Using a bandsaw and harsh sanding equipment, a stummel can be taken to a rough general shape in a short time. Most importantly, doing this prior to drilling means that any flaws in the block are exposed before the bowl shape is committed.
Many times in the past, I've drilled a good bowl and airhole only to find that a large hidden flaw came within millimeters of my bowl interior. This is tragic, because this means a sandpit fissure of 1/4" size could cause the waste of an entire block. By shaping first, I can identify any such flaws and re-work the bowl placement around them, even to the point of moving the bowl forward, backward, or sideways in the block. There's still a chance that the bowl interior will evidence some major flaw, but I'm able to get a good gauge of the likelihood of this by my observations in shaping the block. I leave a small flat area at the base of the bowl on each side, which is used for gripping by the jaws of the lathe chuck when drilling begins.
Here is the bandsaw from our Brittany shop, covered in dust and scraps as always.
I use my band saw to do some basic cutting and get rid of the largest chunks that aren't part of the pipe. I make a point to save the largest and best of these pieces for use in making briar rings and tamper descorations, and have a bucket full of them.

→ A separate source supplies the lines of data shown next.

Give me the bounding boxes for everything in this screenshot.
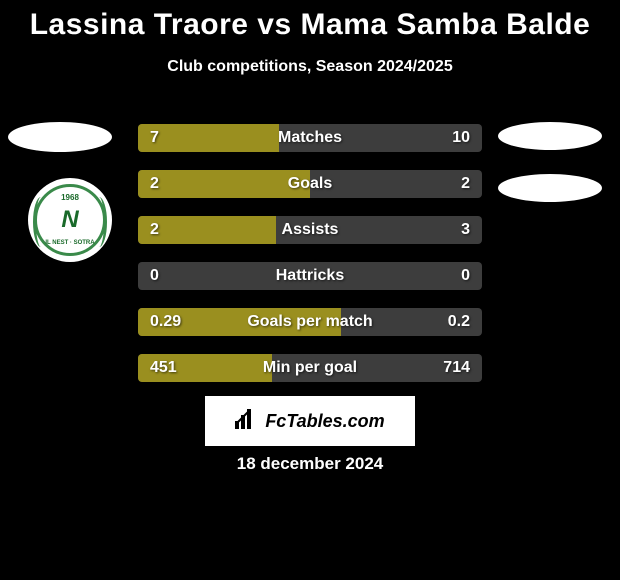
stat-row: 7Matches10 [138,124,482,152]
player-left-avatar-placeholder [8,122,112,152]
stat-label: Min per goal [138,354,482,382]
fctables-label: FcTables.com [265,411,384,432]
stat-label: Goals [138,170,482,198]
stat-row: 451Min per goal714 [138,354,482,382]
club-badge-inner: 1968 N IL NEST · SOTRA [34,184,106,256]
date-label: 18 december 2024 [0,454,620,474]
stat-value-right: 0 [461,262,470,290]
fctables-banner: FcTables.com [205,396,415,446]
stat-row: 0.29Goals per match0.2 [138,308,482,336]
club-badge: 1968 N IL NEST · SOTRA [28,178,112,262]
page-title: Lassina Traore vs Mama Samba Balde [0,0,620,42]
stat-row: 2Assists3 [138,216,482,244]
stat-value-right: 714 [443,354,470,382]
subtitle: Club competitions, Season 2024/2025 [0,58,620,76]
stat-label: Goals per match [138,308,482,336]
stat-value-right: 0.2 [448,308,470,336]
stat-label: Hattricks [138,262,482,290]
player-right-avatar-placeholder-1 [498,122,602,150]
stat-label: Assists [138,216,482,244]
stat-row: 2Goals2 [138,170,482,198]
player-right-avatar-placeholder-2 [498,174,602,202]
club-badge-letter: N [61,206,78,234]
stat-value-right: 2 [461,170,470,198]
stat-label: Matches [138,124,482,152]
stat-value-right: 10 [452,124,470,152]
fctables-logo-icon [235,409,259,434]
stats-panel: 7Matches102Goals22Assists30Hattricks00.2… [138,124,482,400]
club-badge-text: IL NEST · SOTRA [45,240,94,246]
club-badge-year: 1968 [61,193,79,202]
stat-value-right: 3 [461,216,470,244]
stat-row: 0Hattricks0 [138,262,482,290]
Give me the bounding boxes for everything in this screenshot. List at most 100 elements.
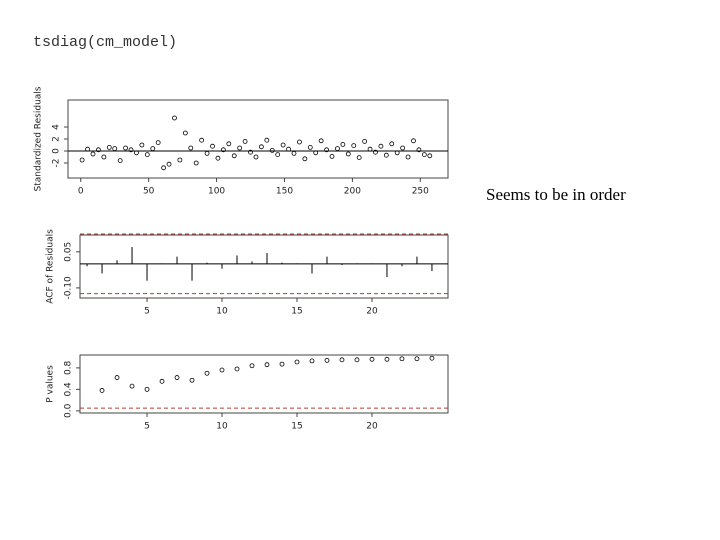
point [79,157,85,163]
point [172,115,177,121]
point [237,145,243,151]
point [286,146,291,152]
x-tick-label: 10 [216,307,228,317]
point [302,156,308,162]
point [414,356,420,362]
point [144,386,150,392]
point [204,150,210,156]
point [99,388,105,393]
x-tick-label: 15 [291,422,302,432]
point [416,147,422,153]
point [373,149,378,155]
point [144,152,150,158]
point [159,378,165,384]
point [340,141,346,147]
point [264,137,270,143]
point [253,154,259,160]
y-tick-label: 0.8 [64,360,74,375]
plot-box [79,234,449,299]
point [114,375,120,380]
point [139,142,145,148]
point [354,357,360,363]
y-axis-label: ACF of Residuals [46,229,56,304]
point [264,362,270,368]
point [189,377,195,383]
point [339,357,345,363]
point [117,158,123,164]
point [378,143,384,149]
point [90,151,96,157]
point [389,141,395,147]
x-tick-label: 20 [366,422,378,432]
point [155,140,161,146]
x-tick-label: 150 [276,187,293,197]
point [215,155,221,161]
point [335,146,340,152]
point [85,146,90,152]
point [234,366,240,372]
point [291,150,297,156]
point [112,146,118,152]
point [399,356,405,362]
x-tick-label: 200 [344,187,361,197]
point [400,145,406,151]
point [128,147,134,153]
x-tick-label: 5 [144,307,150,317]
point [275,152,281,158]
point [188,145,194,151]
point [294,359,300,365]
point [242,138,248,144]
point [429,355,435,361]
code-line: tsdiag(cm_model) [33,34,177,51]
point [106,144,112,150]
note: Seems to be in order [486,185,626,204]
y-tick-label: 0 [52,148,62,154]
point [309,358,315,364]
point [150,146,156,152]
plot-box [67,99,449,179]
point [384,356,390,362]
point [297,139,302,145]
point [96,147,101,153]
y-tick-label: -2 [52,159,62,168]
point [313,150,319,156]
y-tick-label: 4 [52,124,62,130]
point [356,155,362,161]
point [318,138,324,144]
point [174,375,180,380]
y-axis-label: P values [46,365,56,403]
point [411,138,416,144]
point [324,147,329,153]
point [394,150,400,156]
point [324,357,330,363]
point [369,356,375,362]
point [134,150,139,156]
y-tick-label: 0.4 [64,382,74,397]
y-axis-label: Standardized Residuals [34,86,44,191]
point [405,154,411,160]
point [269,147,275,153]
y-tick-label: 2 [52,136,62,142]
y-tick-label: 0.05 [64,242,74,262]
point [427,153,433,159]
point [421,152,427,158]
y-tick-label: 0.0 [64,403,74,418]
point [177,157,183,163]
point [166,161,172,167]
x-tick-label: 0 [78,187,84,197]
x-tick-label: 10 [216,422,228,432]
plot-box [79,354,449,414]
x-tick-label: 250 [412,187,429,197]
point [279,361,285,367]
x-tick-label: 15 [291,307,302,317]
point [248,149,253,155]
point [101,154,107,160]
point [345,151,351,157]
point [182,130,188,136]
point [307,144,313,150]
point [383,152,389,158]
point [123,145,128,151]
point [219,367,225,373]
point [362,138,368,144]
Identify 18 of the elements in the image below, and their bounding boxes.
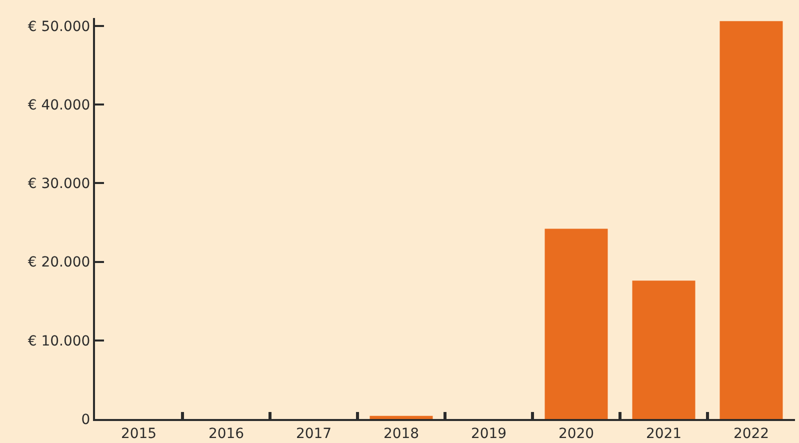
bar <box>544 228 608 419</box>
x-tick-label: 2020 <box>558 426 594 442</box>
x-tick-label: 2016 <box>208 426 244 442</box>
y-tick-label: € 40.000 <box>28 97 90 114</box>
y-tick-label: € 20.000 <box>28 254 90 271</box>
bar <box>720 21 783 419</box>
bar <box>632 280 696 419</box>
y-tick-label: € 10.000 <box>28 333 90 350</box>
y-tick-label: € 30.000 <box>28 176 90 192</box>
y-tick-label: € 50.000 <box>28 18 90 35</box>
x-tick-label: 2018 <box>383 426 420 442</box>
y-tick-label: 0 <box>81 412 90 428</box>
bar <box>370 416 433 419</box>
x-tick-label: 2019 <box>470 426 507 442</box>
x-tick-label: 2017 <box>296 426 332 442</box>
x-tick-label: 2022 <box>733 426 770 442</box>
x-tick-label: 2021 <box>646 426 682 442</box>
x-tick-label: 2015 <box>120 426 157 442</box>
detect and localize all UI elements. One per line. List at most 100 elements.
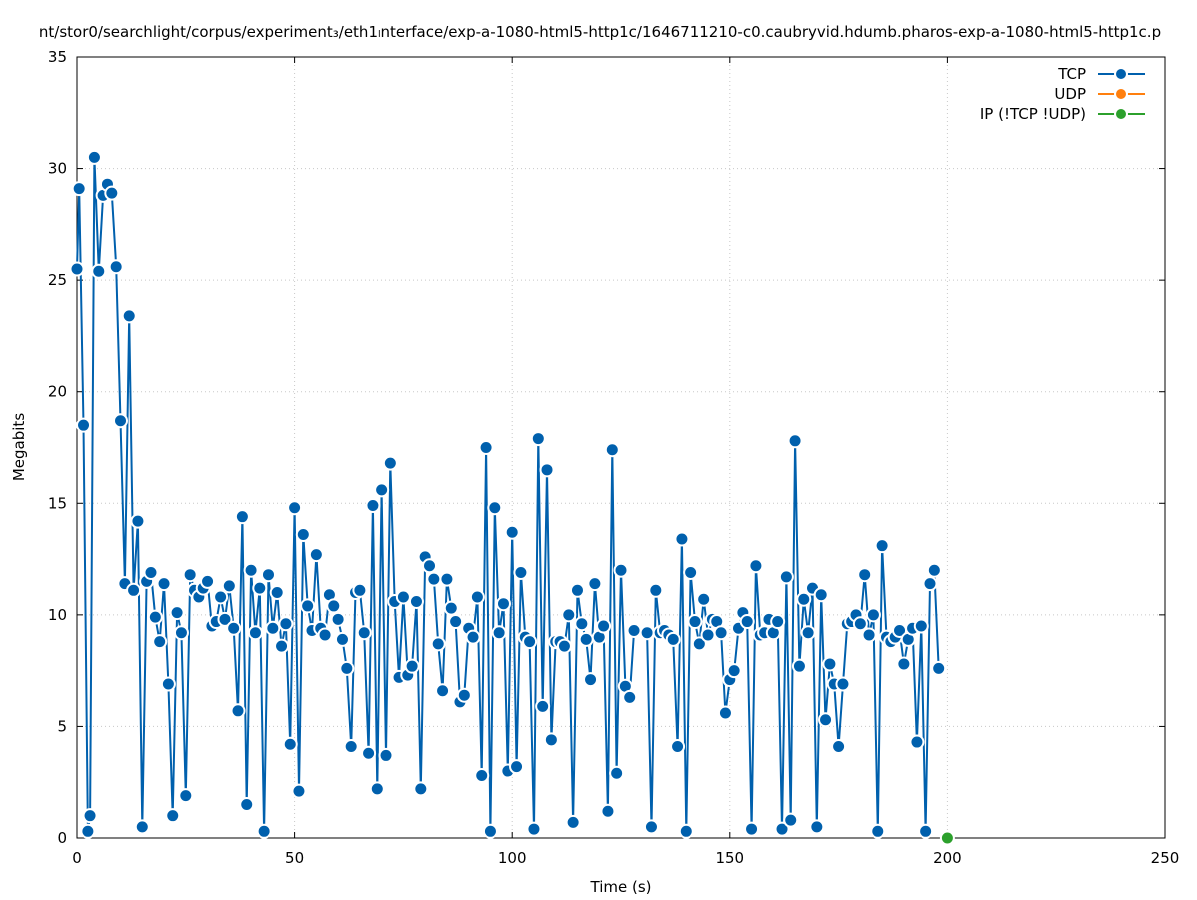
data-point <box>143 564 159 580</box>
data-point <box>926 562 942 578</box>
data-point <box>404 658 420 674</box>
x-tick-label: 150 <box>715 849 744 867</box>
data-point <box>378 747 394 763</box>
data-point <box>356 625 372 641</box>
data-point <box>539 462 555 478</box>
data-point <box>626 622 642 638</box>
data-point <box>596 618 612 634</box>
legend-marker <box>1114 67 1128 81</box>
data-point <box>352 582 368 598</box>
data-point <box>169 605 185 621</box>
x-axis-label: Time (s) <box>590 878 652 896</box>
data-point <box>291 783 307 799</box>
data-point <box>809 819 825 835</box>
y-tick-label: 20 <box>48 383 67 401</box>
legend-label: UDP <box>1054 85 1086 103</box>
data-point <box>535 698 551 714</box>
data-point <box>739 614 755 630</box>
data-point <box>439 571 455 587</box>
data-point <box>300 598 316 614</box>
data-point <box>687 614 703 630</box>
data-point <box>317 627 333 643</box>
data-point <box>408 593 424 609</box>
data-point <box>744 821 760 837</box>
data-point <box>939 830 955 846</box>
data-point <box>156 576 172 592</box>
data-point <box>217 611 233 627</box>
data-point <box>648 582 664 598</box>
data-point <box>639 625 655 641</box>
data-point <box>783 812 799 828</box>
data-point <box>126 582 142 598</box>
data-point <box>696 591 712 607</box>
y-tick-label: 15 <box>48 494 67 512</box>
data-point <box>426 571 442 587</box>
data-point <box>465 629 481 645</box>
data-point <box>574 616 590 632</box>
data-point <box>295 527 311 543</box>
data-point <box>413 781 429 797</box>
data-point <box>643 819 659 835</box>
data-point <box>918 823 934 839</box>
data-point <box>326 598 342 614</box>
data-point <box>543 732 559 748</box>
data-point <box>334 631 350 647</box>
data-point <box>565 814 581 830</box>
data-point <box>487 500 503 516</box>
data-point <box>526 821 542 837</box>
data-point <box>583 672 599 688</box>
data-point <box>173 625 189 641</box>
data-point <box>269 585 285 601</box>
data-point <box>382 455 398 471</box>
data-point <box>226 620 242 636</box>
data-point <box>587 576 603 592</box>
data-point <box>113 413 129 429</box>
data-point <box>787 433 803 449</box>
data-point <box>339 660 355 676</box>
data-point <box>134 819 150 835</box>
data-point <box>796 591 812 607</box>
data-point <box>365 498 381 514</box>
y-tick-label: 30 <box>48 160 67 178</box>
data-point <box>456 687 472 703</box>
data-point <box>896 656 912 672</box>
data-point <box>287 500 303 516</box>
x-tick-label: 100 <box>498 849 527 867</box>
data-point <box>474 768 490 784</box>
x-tick-label: 250 <box>1151 849 1180 867</box>
data-point <box>778 569 794 585</box>
data-point <box>861 627 877 643</box>
y-axis-label: Megabits <box>10 413 28 481</box>
data-point <box>530 431 546 447</box>
data-point <box>670 739 686 755</box>
data-point <box>147 609 163 625</box>
legend: TCP UDP IP (!TCP !UDP) <box>980 65 1145 123</box>
data-point <box>578 631 594 647</box>
data-point <box>182 567 198 583</box>
data-point <box>717 705 733 721</box>
data-point <box>813 587 829 603</box>
data-point <box>200 573 216 589</box>
data-point <box>522 634 538 650</box>
data-point <box>108 259 124 275</box>
data-point <box>71 181 87 197</box>
x-tick-label: 50 <box>285 849 304 867</box>
data-point <box>870 823 886 839</box>
data-point <box>130 513 146 529</box>
data-point <box>374 482 390 498</box>
data-point <box>748 558 764 574</box>
data-point <box>435 683 451 699</box>
data-point <box>604 442 620 458</box>
data-point <box>665 631 681 647</box>
data-point <box>613 562 629 578</box>
data-point <box>791 658 807 674</box>
legend-marker <box>1114 107 1128 121</box>
data-point <box>252 580 268 596</box>
data-point <box>691 636 707 652</box>
data-point <box>260 567 276 583</box>
series-layer <box>69 149 955 846</box>
data-point <box>831 739 847 755</box>
data-point <box>852 616 868 632</box>
data-point <box>700 627 716 643</box>
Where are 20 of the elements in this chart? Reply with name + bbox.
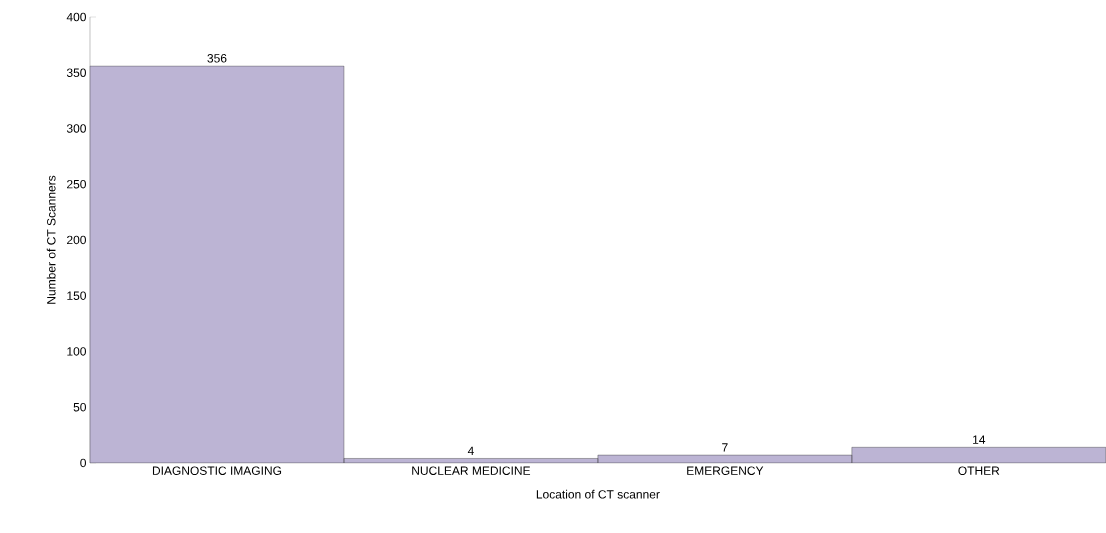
x-axis-title: Location of CT scanner: [536, 489, 660, 499]
y-tick-label: 100: [67, 347, 86, 356]
y-tick-label: 300: [66, 124, 86, 133]
y-tick-label: 0: [80, 458, 86, 468]
data-label: 4: [467, 446, 474, 455]
data-label: 356: [207, 54, 227, 63]
y-tick-label: 250: [67, 180, 86, 189]
x-tick-label: NUCLEAR MEDICINE: [412, 466, 531, 475]
x-tick-label: OTHER: [958, 466, 1000, 475]
y-tick-label: 200: [67, 235, 86, 245]
bar: [89, 66, 344, 463]
data-label: 7: [722, 443, 728, 452]
x-tick-label: DIAGNOSTIC IMAGING: [152, 466, 282, 475]
y-tick-label: 350: [66, 68, 86, 78]
y-tick-label: 50: [73, 402, 86, 412]
y-tick-label: 150: [67, 291, 86, 300]
y-axis-title: Number of CT Scanners: [46, 175, 56, 304]
x-tick-label: EMERGENCY: [687, 466, 764, 475]
data-label: 14: [973, 435, 986, 444]
y-tick-label: 400: [66, 12, 86, 22]
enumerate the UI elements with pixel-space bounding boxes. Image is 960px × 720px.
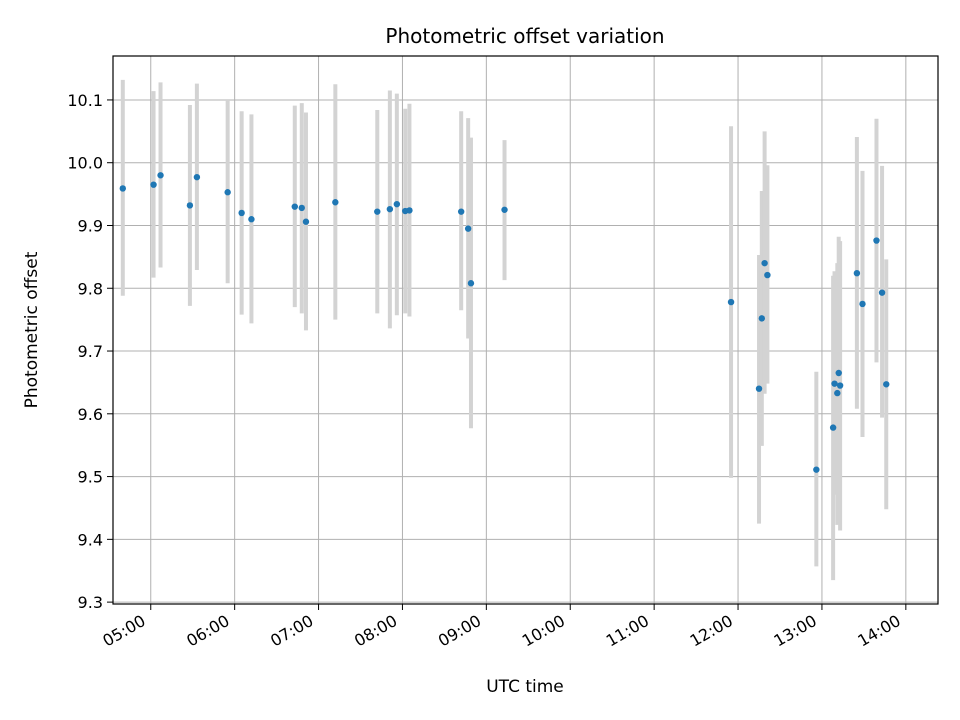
data-point bbox=[764, 271, 771, 279]
data-point bbox=[386, 205, 394, 213]
data-point bbox=[464, 225, 472, 232]
data-point bbox=[829, 424, 837, 431]
data-point bbox=[224, 189, 231, 196]
data-point bbox=[878, 289, 886, 296]
y-tick-label: 9.7 bbox=[78, 342, 103, 361]
chart-title: Photometric offset variation bbox=[385, 24, 664, 48]
data-point bbox=[291, 203, 298, 210]
data-point bbox=[406, 207, 413, 214]
y-tick-label: 10.1 bbox=[67, 91, 103, 110]
data-point bbox=[761, 259, 768, 267]
data-point bbox=[883, 381, 890, 388]
y-axis-ticks: 9.3 9.4 9.5 9.6 9.7 9.8 9.9 10.0 10.1 bbox=[67, 91, 113, 612]
data-point bbox=[248, 216, 255, 223]
data-point bbox=[393, 200, 401, 208]
data-point bbox=[186, 202, 194, 209]
data-point bbox=[298, 204, 305, 212]
data-point bbox=[457, 208, 465, 215]
data-point bbox=[758, 315, 766, 322]
data-point bbox=[119, 185, 126, 192]
data-point bbox=[193, 173, 201, 181]
y-tick-label: 9.8 bbox=[78, 279, 103, 298]
data-point bbox=[727, 298, 735, 306]
data-point bbox=[836, 382, 844, 389]
y-tick-label: 9.6 bbox=[78, 405, 103, 424]
data-point bbox=[238, 209, 245, 217]
data-point bbox=[834, 389, 841, 397]
plot-frame bbox=[112, 55, 939, 605]
data-point bbox=[813, 466, 820, 473]
y-tick-label: 9.5 bbox=[78, 468, 103, 487]
data-point bbox=[467, 280, 475, 287]
data-point bbox=[831, 380, 838, 387]
data-point bbox=[755, 385, 763, 392]
data-point bbox=[873, 237, 880, 244]
grid bbox=[113, 56, 938, 604]
data-point bbox=[859, 300, 866, 308]
data-point bbox=[501, 206, 508, 213]
data-point bbox=[374, 208, 381, 215]
y-tick-label: 9.9 bbox=[78, 216, 103, 235]
y-tick-label: 10.0 bbox=[67, 154, 103, 173]
data-point bbox=[332, 199, 339, 206]
y-tick-label: 9.4 bbox=[78, 530, 103, 549]
x-axis-label: UTC time bbox=[486, 677, 564, 697]
data-point bbox=[835, 369, 842, 377]
data-point bbox=[302, 218, 310, 225]
data-point bbox=[157, 172, 164, 179]
y-tick-label: 9.3 bbox=[78, 593, 103, 612]
data-points bbox=[119, 172, 890, 473]
y-axis-label: Photometric offset bbox=[22, 251, 42, 408]
data-point bbox=[150, 181, 157, 188]
data-point bbox=[853, 269, 861, 277]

At this point I do a little more sawing on the bandsaw. I take off the thick sides of the shank and any other large chunks of wood that I'd rather not have become sawdust. Once I'm done with the bandsaw, I use a steel cutting wheel at high speed to rough shape the pipe. These wheels are extremely abrasive and can cut a large block to a pipe shape very quickly, though they are also hellishly dangerous to use..
The Rough Cutter
Here you see a rough-cutting shaping disk mounted at our sanding station.